Wednesday, May 28, 2008

Preceptivity

I've been thinking a lot about God's precepts, his Word, his commandments. My own experience is reflecting what I see the writers of Scripture trying to convey about obedience to God's precepts. It seems to me that all of this is less about right and wrong, good and bad, and much more about healthy and unhealthy, beneficial and detrimental.

Stay with me for a minute. David says that God's precepts bring joy, wisdom, freedom from the oppression of others, and a deeper love between himself and the Lord (Psalm 119). He never once presumes it makes him "good" or "perfect." You see, the "acceptable standard" view of the law is what Paul rails against as the "law of sin and death;" it is not the law of the Spirit of life.

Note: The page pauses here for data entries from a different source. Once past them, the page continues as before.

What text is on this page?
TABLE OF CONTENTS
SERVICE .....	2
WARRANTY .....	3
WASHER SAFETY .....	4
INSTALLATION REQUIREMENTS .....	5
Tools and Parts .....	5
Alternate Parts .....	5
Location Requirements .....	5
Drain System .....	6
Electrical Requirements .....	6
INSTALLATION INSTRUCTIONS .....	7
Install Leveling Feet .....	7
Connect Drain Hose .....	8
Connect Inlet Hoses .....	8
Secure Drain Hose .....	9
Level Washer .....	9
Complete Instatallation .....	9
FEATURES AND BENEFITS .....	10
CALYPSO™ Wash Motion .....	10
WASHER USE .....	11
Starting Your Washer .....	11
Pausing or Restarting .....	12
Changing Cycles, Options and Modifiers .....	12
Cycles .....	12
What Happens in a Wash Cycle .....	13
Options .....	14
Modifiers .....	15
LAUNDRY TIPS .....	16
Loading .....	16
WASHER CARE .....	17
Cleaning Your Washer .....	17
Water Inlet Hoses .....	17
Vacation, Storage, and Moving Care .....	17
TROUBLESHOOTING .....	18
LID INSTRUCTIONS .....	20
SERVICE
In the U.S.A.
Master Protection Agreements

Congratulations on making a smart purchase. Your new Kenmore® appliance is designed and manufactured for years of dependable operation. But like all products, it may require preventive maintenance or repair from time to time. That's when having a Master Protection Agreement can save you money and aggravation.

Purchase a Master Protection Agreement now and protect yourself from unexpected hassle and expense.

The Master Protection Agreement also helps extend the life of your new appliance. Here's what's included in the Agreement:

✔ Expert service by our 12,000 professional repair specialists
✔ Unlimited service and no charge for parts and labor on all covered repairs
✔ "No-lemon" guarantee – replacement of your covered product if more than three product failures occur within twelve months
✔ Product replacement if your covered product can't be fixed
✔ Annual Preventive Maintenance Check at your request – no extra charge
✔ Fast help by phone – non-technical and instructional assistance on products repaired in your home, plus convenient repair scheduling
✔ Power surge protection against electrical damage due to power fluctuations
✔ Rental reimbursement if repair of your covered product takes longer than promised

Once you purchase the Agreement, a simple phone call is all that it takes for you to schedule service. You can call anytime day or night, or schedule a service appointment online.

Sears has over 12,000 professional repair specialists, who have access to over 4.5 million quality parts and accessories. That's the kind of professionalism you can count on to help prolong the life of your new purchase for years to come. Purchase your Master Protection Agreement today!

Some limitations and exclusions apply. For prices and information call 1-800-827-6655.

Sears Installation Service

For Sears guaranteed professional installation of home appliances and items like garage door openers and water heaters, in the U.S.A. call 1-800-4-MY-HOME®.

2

When we as individuals or we as the church portray our obedience to God's precepts as a standard for being righteous, we have just shackled the listener with the law of sin and death. When we teach God's precepts as a remedy to our brokenness, and it is God who helps us move more and more into a life of obedience as we submit to him, then we introduce the law of the Spirit of life. In a sense we don't make ourselves good, we defer to the goodness in us - Christ.

I think postmodernity is much more capable of hearing "the things you are participating in are unhealthy for you" than they are "you are bad because you don't do what's right and YOU better start doing what's right so YOU can be good and not bad." Everything may be permissible for us, but not everything is beneficial. Understanding that is having what I call "preceptivity."